5 Aralık 1934 tarihinde milletvekili seçme ve seçilme hakkına kavuşan kadınlar, 80 yıldır “haklarına sahip çıkmak” için zorlu bir mücadele veriyor. Bu mücadelelerinde yalnız kalan kadınlar, “erkek egemen” yönetim anlayışının gölgesi altında yaşamaya ve “siyaset” yapmaya zorlanıyor.
Meclis’teki koltukların yarısı, “eşit bir toplum” adına mücadele vermek için kadınların hakkı. Kadınlar, seçilme hakkını gerçek anlamda kullanabilse;
Meclis’te 14,2 gibi düşük bir oranda temsil edilmeyecek.
– Eşitlik kavramı toplumun tüm kesimlerine yaygınlaştırılacak.
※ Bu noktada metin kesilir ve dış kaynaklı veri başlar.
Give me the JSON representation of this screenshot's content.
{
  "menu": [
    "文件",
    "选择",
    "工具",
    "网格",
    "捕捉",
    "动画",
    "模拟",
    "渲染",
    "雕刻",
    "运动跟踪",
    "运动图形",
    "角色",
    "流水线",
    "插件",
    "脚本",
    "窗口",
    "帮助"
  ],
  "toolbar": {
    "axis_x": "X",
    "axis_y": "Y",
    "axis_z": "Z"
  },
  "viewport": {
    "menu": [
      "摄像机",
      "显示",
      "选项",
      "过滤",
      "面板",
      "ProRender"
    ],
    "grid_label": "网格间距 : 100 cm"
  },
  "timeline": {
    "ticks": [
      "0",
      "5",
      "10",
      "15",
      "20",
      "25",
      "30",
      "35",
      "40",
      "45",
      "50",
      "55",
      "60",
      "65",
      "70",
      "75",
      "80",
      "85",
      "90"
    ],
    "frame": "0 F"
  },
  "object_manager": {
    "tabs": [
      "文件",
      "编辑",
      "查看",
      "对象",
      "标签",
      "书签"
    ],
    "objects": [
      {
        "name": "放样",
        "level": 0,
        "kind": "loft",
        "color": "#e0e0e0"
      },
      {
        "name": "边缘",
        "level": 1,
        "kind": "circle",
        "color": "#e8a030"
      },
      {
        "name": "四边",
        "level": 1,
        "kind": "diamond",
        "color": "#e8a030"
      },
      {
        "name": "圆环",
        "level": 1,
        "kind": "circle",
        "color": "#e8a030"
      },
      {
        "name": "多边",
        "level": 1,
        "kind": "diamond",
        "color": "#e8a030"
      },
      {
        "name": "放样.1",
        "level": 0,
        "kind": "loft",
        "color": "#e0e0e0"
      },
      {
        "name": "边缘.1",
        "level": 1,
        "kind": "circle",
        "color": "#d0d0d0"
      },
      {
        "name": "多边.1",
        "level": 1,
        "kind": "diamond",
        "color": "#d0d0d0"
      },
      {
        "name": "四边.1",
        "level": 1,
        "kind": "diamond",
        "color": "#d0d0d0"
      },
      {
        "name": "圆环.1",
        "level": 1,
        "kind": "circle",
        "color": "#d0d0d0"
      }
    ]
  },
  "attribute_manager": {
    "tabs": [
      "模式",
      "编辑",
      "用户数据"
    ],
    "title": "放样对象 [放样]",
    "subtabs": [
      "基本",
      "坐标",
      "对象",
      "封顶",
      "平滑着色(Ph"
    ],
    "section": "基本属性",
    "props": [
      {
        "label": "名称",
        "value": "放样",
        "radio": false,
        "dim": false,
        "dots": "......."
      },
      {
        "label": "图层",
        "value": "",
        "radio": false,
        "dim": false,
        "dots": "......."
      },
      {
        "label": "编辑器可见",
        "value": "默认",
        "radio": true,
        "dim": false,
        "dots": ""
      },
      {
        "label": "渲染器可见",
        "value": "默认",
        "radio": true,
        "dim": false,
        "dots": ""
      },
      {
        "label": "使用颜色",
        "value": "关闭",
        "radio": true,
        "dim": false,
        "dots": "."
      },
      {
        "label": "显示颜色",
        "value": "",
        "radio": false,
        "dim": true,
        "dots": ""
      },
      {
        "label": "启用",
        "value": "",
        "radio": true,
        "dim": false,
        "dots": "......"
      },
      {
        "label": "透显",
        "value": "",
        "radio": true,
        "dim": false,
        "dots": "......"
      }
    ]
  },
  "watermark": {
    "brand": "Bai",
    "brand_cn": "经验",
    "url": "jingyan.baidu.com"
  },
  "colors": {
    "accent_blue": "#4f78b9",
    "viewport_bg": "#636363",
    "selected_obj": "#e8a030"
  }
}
Kadın ve erkeği eşit görmeyen zihniyet tarihe karışacak.
-Kadınları eve hapseden değil, ekonomiye değer katmaya teşvik eden yasalar çıkacak.
-Erkeklerle eşit eğitim hakkına sahip kadınların sayısı artacak.
-Türkiye, Dünya Ekonomik Forumu’nun 2014 Küresel Cinsiyet Uçurumu Raporu’nda yer aldığı gibi, 142 ülke arasında 125’inci sırada olmayacak.
– AB üyesi ve aday ülkeler arasında kadınların işgücüne katılım oranının en düşük olduğu ülke olmayacak, çalışma yaşındaki 27 milyon kadının iş hayatında olması kolaylaşacak.
– Kadınlar, kocaları, babaları, kardeşleri, sevgilileri tarafından öldürülmeyecek; kendi bedenleri ve hayatları hakkında karar verebilecek.
-Kadın bakış açısına sahip, kadınların sorunlarını bilen ve çözüm üreten kadın yöneticiler olacak.
-Yerel yönetimlerde kadın sayısı artacak, kadın dostu kentler yaratılacak.
-Kadının-erkeğin-engellinin-yaşlının bir arada rahatça yaşayabileceği şehirler oluşturulacak. Her mahallede ücretsiz kreşler açılacak, hasta ve engelli bakımına sosyal destek sağlanacak.
-Türkiye, kadın ve erkeğin her alanda eşit haklara sahip olduğu rol model ülke olacak.
Biz kadınlar, seçerken de seçilirken de eşitlik hakkımızı kullanmak; 2015 Genel Seçimleri’nde de milletvekili koltuklarının yarısı için aday gösterilmek istiyoruz.
“Seçme ve seçilme hakkını elde etmemizin” 80. yılında mücadelemize ve hakkımızı aramaya devam edeceğiz.